Adam Florence
Research
Fast Guass Transform
C Implementation

Van Loan and I have submitted a paper to the SIAM Journal on Matrix Analysis and Applications. The paper presents numerical results which were generated using the code on this page.

There is no warranty of any kind on this code or its documentation. All code is copyrighted (c) 2000, 2001 by Adam Florence.

Download the code as a zipped file. The zip file contains: README.txt, fgt.c, fgt.h, fgt.m, error1.m, timing.c, and timing.h.
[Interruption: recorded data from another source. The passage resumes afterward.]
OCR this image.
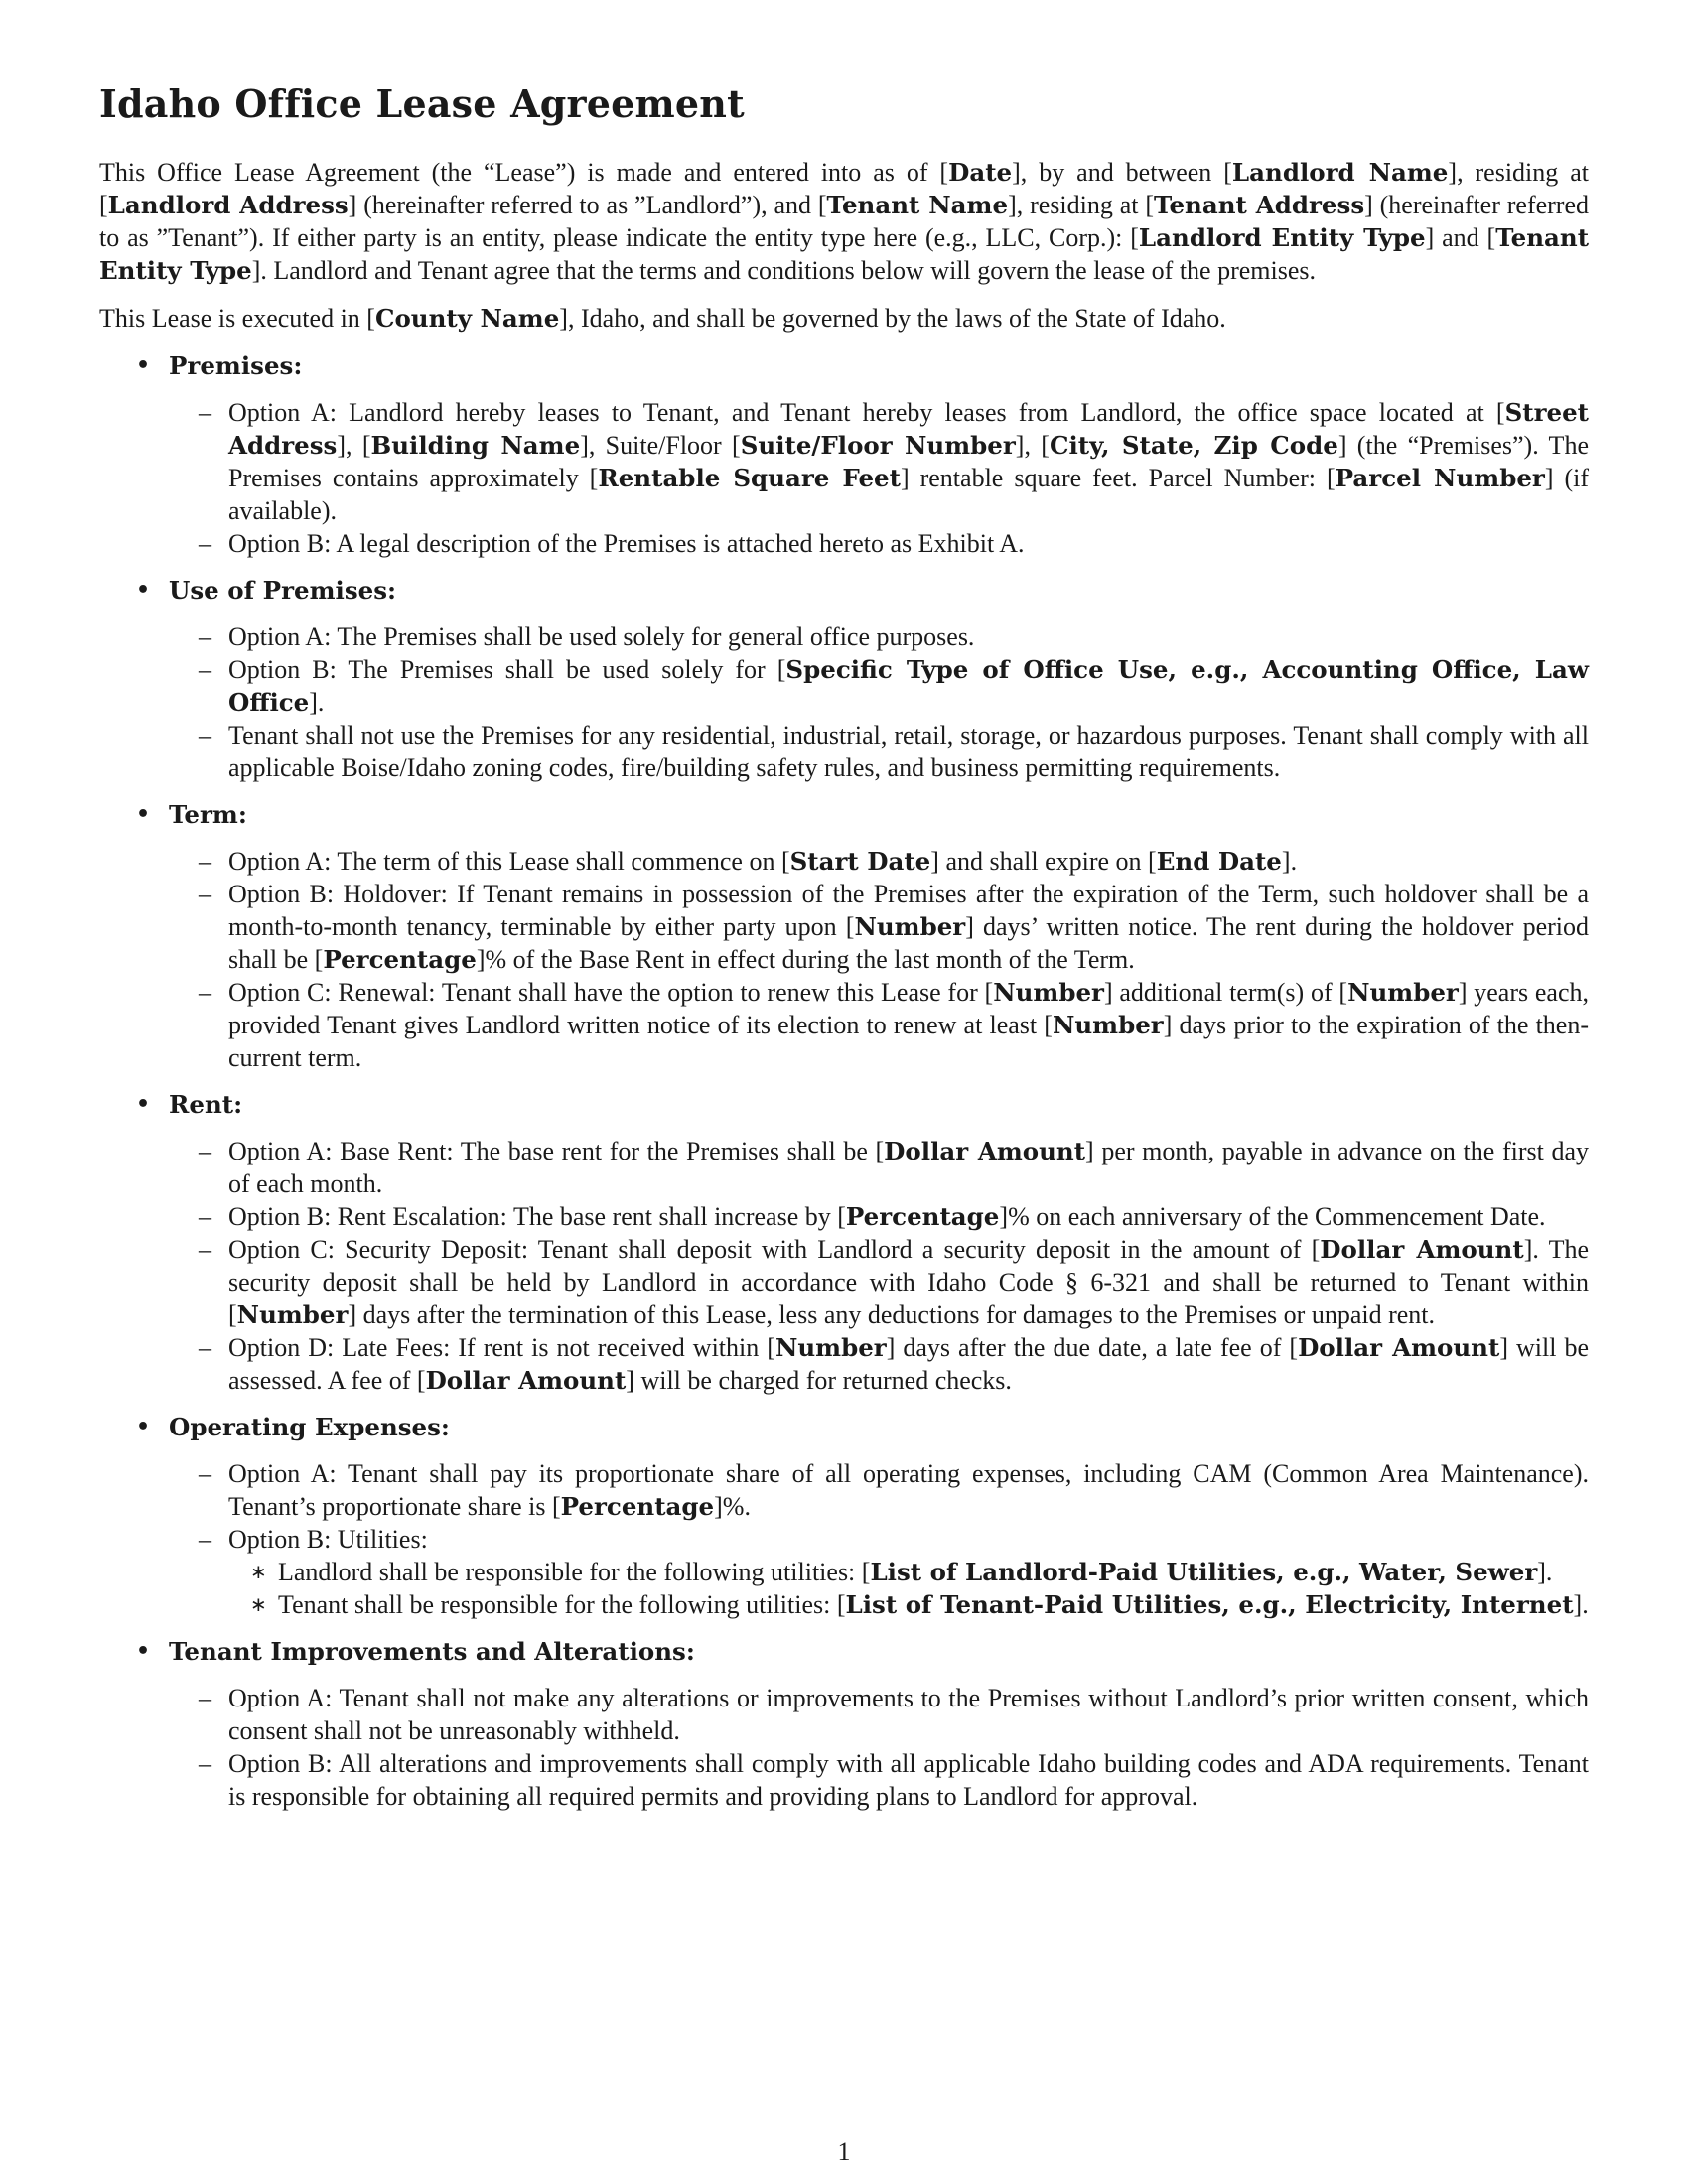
Idaho Office Lease Agreement

This Office Lease Agreement (the “Lease”) is made and entered into as of [Date], by and between [Landlord Name], residing at [Landlord Address] (hereinafter referred to as ”Landlord”), and [Tenant Name], residing at [Tenant Address] (hereinafter referred to as ”Tenant”). If either party is an entity, please indicate the entity type here (e.g., LLC, Corp.): [Landlord Entity Type] and [Tenant Entity Type]. Landlord and Tenant agree that the terms and conditions below will govern the lease of the premises.

This Lease is executed in [County Name], Idaho, and shall be governed by the laws of the State of Idaho.

• Premises:
– Option A: Landlord hereby leases to Tenant, and Tenant hereby leases from Landlord, the office space located at [Street Address], [Building Name], Suite/Floor [Suite/Floor Number], [City, State, Zip Code] (the “Premises”). The Premises contains approximately [Rentable Square Feet] rentable square feet. Parcel Number: [Parcel Number] (if available).
– Option B: A legal description of the Premises is attached hereto as Exhibit A.
• Use of Premises:
– Option A: The Premises shall be used solely for general office purposes.
– Option B: The Premises shall be used solely for [Specific Type of Office Use, e.g., Accounting Office, Law Office].
– Tenant shall not use the Premises for any residential, industrial, retail, storage, or hazardous purposes. Tenant shall comply with all applicable Boise/Idaho zoning codes, fire/building safety rules, and business permitting requirements.
• Term:
– Option A: The term of this Lease shall commence on [Start Date] and shall expire on [End Date].
– Option B: Holdover: If Tenant remains in possession of the Premises after the expiration of the Term, such holdover shall be a month-to-month tenancy, terminable by either party upon [Number] days’ written notice. The rent during the holdover period shall be [Percentage]% of the Base Rent in effect during the last month of the Term.
– Option C: Renewal: Tenant shall have the option to renew this Lease for [Number] additional term(s) of [Number] years each, provided Tenant gives Landlord written notice of its election to renew at least [Number] days prior to the expiration of the then-current term.
• Rent:
– Option A: Base Rent: The base rent for the Premises shall be [Dollar Amount] per month, payable in advance on the first day of each month.
– Option B: Rent Escalation: The base rent shall increase by [Percentage]% on each anniversary of the Commencement Date.
– Option C: Security Deposit: Tenant shall deposit with Landlord a security deposit in the amount of [Dollar Amount]. The security deposit shall be held by Landlord in accordance with Idaho Code § 6-321 and shall be returned to Tenant within [Number] days after the termination of this Lease, less any deductions for damages to the Premises or unpaid rent.
– Option D: Late Fees: If rent is not received within [Number] days after the due date, a late fee of [Dollar Amount] will be assessed. A fee of [Dollar Amount] will be charged for returned checks.
• Operating Expenses:
– Option A: Tenant shall pay its proportionate share of all operating expenses, including CAM (Common Area Maintenance). Tenant’s proportionate share is [Percentage]%.
– Option B: Utilities:
∗ Landlord shall be responsible for the following utilities: [List of Landlord-Paid Utilities, e.g., Water, Sewer].
∗ Tenant shall be responsible for the following utilities: [List of Tenant-Paid Utilities, e.g., Electricity, Internet].
• Tenant Improvements and Alterations:
– Option A: Tenant shall not make any alterations or improvements to the Premises without Landlord’s prior written consent, which consent shall not be unreasonably withheld.
– Option B: All alterations and improvements shall comply with all applicable Idaho building codes and ADA requirements. Tenant is responsible for obtaining all required permits and providing plans to Landlord for approval.
1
The README.txt more or less duplicates the instructions here.

The code can be run in three ways: as a stand-alone program, included in another program, or called from Matlab.

  1. To run the code stand-alone, compile fgt.c, telling the compiler to define FGT_STAND_ALONE. For example, using GCC, you would type
    gcc -lm -DFGT_STAND_ALONE fgt.c
    
    (The -lm flag includes the math library.) When the code is run, it will set up a small number of sources and targets, and compute the FGT.
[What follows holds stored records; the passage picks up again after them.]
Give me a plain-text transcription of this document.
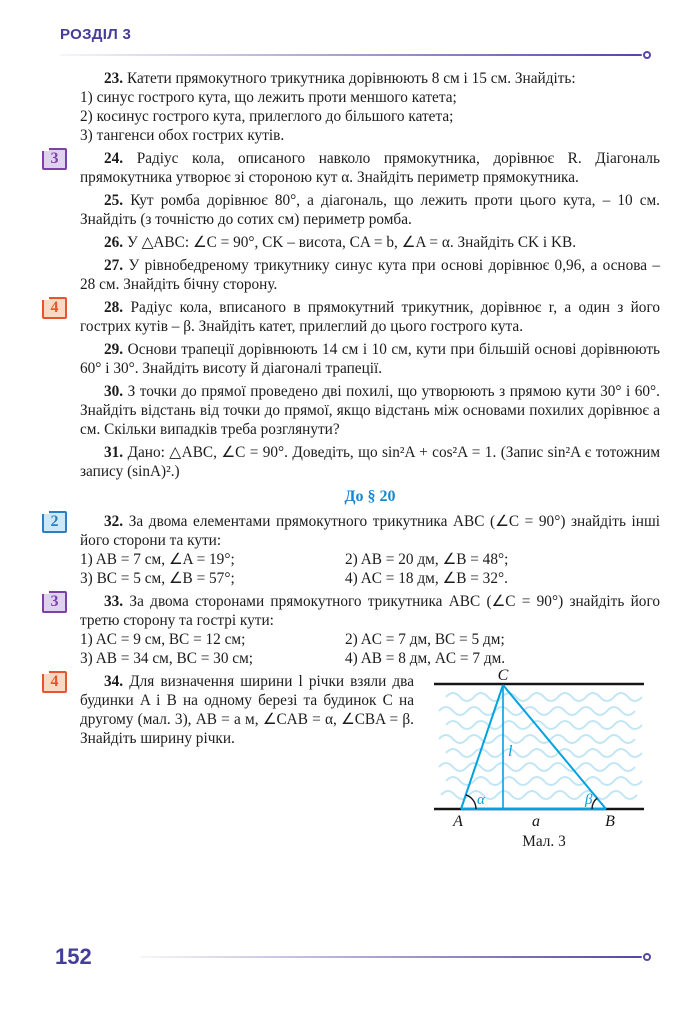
РОЗДІЛ 3

23. Катети прямокутного трикутника дорівнюють 8 см і 15 см. Знайдіть:

1) синус гострого кута, що лежить проти меншого катета;
2) косинус гострого кута, прилеглого до більшого катета;
3) тангенси обох гострих кутів.
3	24. Радіус кола, описаного навколо прямокутника, дорівнює R. Діагональ прямокутника утворює зі стороною кут α. Знайдіть периметр прямокутника.

25. Кут ромба дорівнює 80°, а діагональ, що лежить проти цього кута, – 10 см. Знайдіть (з точністю до сотих см) периметр ромба.

26. У △ABC: ∠C = 90°, CK – висота, CA = b, ∠A = α. Знайдіть CK і KB.

27. У рівнобедреному трикутнику синус кута при основі дорівнює 0,96, а основа – 28 см. Знайдіть бічну сторону.

4	28. Радіус кола, вписаного в прямокутний трикутник, дорівнює r, а один з його гострих кутів – β. Знайдіть катет, прилеглий до цього гострого кута.

29. Основи трапеції дорівнюють 14 см і 10 см, кути при більшій основі дорівнюють 60° і 30°. Знайдіть висоту й діагоналі трапеції.

30. З точки до прямої проведено дві похилі, що утворюють з прямою кути 30° і 60°. Знайдіть відстань від точки до прямої, якщо відстань між основами похилих дорівнює a см. Скільки випадків треба розглянути?

31. Дано: △ABC, ∠C = 90°. Доведіть, що sin²A + cos²A = 1. (Запис sin²A є тотожним запису (sinA)².)

До § 20
2	32. За двома елементами прямокутного трикутника ABC (∠C = 90°) знайдіть інші його сторони та кути:

1) AB = 7 см, ∠A = 19°;	2) AB = 20 дм, ∠B = 48°;
3) BC = 5 см, ∠B = 57°;	4) AC = 18 дм, ∠B = 32°.
3	33. За двома сторонами прямокутного трикутника ABC (∠C = 90°) знайдіть його третю сторону та гострі кути:

1) AC = 9 см, BC = 12 см;	2) AC = 7 дм, BC = 5 дм;
3) AB = 34 см, BC = 30 см;	4) AB = 8 дм, AC = 7 дм.
4	34. Для визначення ширини l річки взяли два будинки A і B на одному березі та будинок C на другому (мал. 3), AB = a м, ∠CAB = α, ∠CBA = β. Знайдіть ширину річки.

C
A	B
a
l
α	β
Мал. 3
152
  2. To include the code in another program, no macros need to be defined. The code exports one typedef and two functions:
    typedef unsigned long int flops;
    
    /************************************************************************
    fgt_prelim
    
    Given the user's error tolerance epsilon, either:
    1. Determines the values of p and r to achieve that maximum error.
       Also determines a bound on the relative error in each element
       of the output. In this case, returns 0.
    2. If the user's requested error tolerance is too tight, determines good
       values of p and r to produce a small error. Determines a bound on the
       relative error. In this case, returns 1.
    
    Input:  double delta   : standard deviation, 0 < delta < 1/4
            int d          : number of dimensions, >= 1
            double epsilon : desired error bound, 0 < epsilon < 1
    Output: double* R      : no-name parameter
            int* S         : number of boxes in each direction, >= 1
            int* p         : number of terms kept, >= 2
            int* r         : interaction radius, >= 0
            double* error  : error bound for |E_H| + |E_T| + |E_r|
            flops* fl      : updated flop count
    Return: 0 if the error tolerance epsilon can be met, 1 if not
    ************************************************************************/
    int fgt_prelim(double delta, int d, double epsilon, double* R, int* S,
      int* p, int* r, double* error, flops* fl);
    
    /************************************************************************
    Fast Gauss Transform
    
    Perform the FGT. See my paper for a description of the algorithm.
    
    For both the sources and the targets, point i subscript j must be at
    (i * d + j).
    
    Consumes exactly
        (M+N) ( (3 d + 2) p^d + 6 d + 1 )
      + 2 p^d S^d (2r+1)^d + d (2r+1)^d + d p^d
      + S^d ( p^d + ceil( p^d / 2) + d + 1)
      + 20 r p + 2 r + 10 p + 5
    flops.
    
    Input:  double* s    : array of N sources, each in d dimensions
            double* q    : array of length N, magnitudes of sources
            double* t    : array of M targets, each in d dimensions
            double delta : standard deviation, 0 < delta < 1/4
            int d        : number of dimensions, >= 1
            double R     : no-name parameter
            int S        : number of boxes in each direction, >= 1
            int p        : number of terms kept in expansions, >= 2
            int r        : interaction radius, >= 0
            int N        : number of sources, >= 1
            int M        : number of targets, >= 1
    Output: double* y    : array of length M, approximate FGT
            flops* fl    : updated flop count
    Return: int          : always returns 0
    ************************************************************************/
    int fgt(double *s, double *q, double *t, double delta, int d, double R,
      int S, int p, int r, int N, int M, double* y, flops* fl);
    
    See the paper for definitions of these parameters. To compute a FGT, first call fgt_prelim to determine the parameters R, S, p, r and the error bound error. Then, call fgt to compute the transform.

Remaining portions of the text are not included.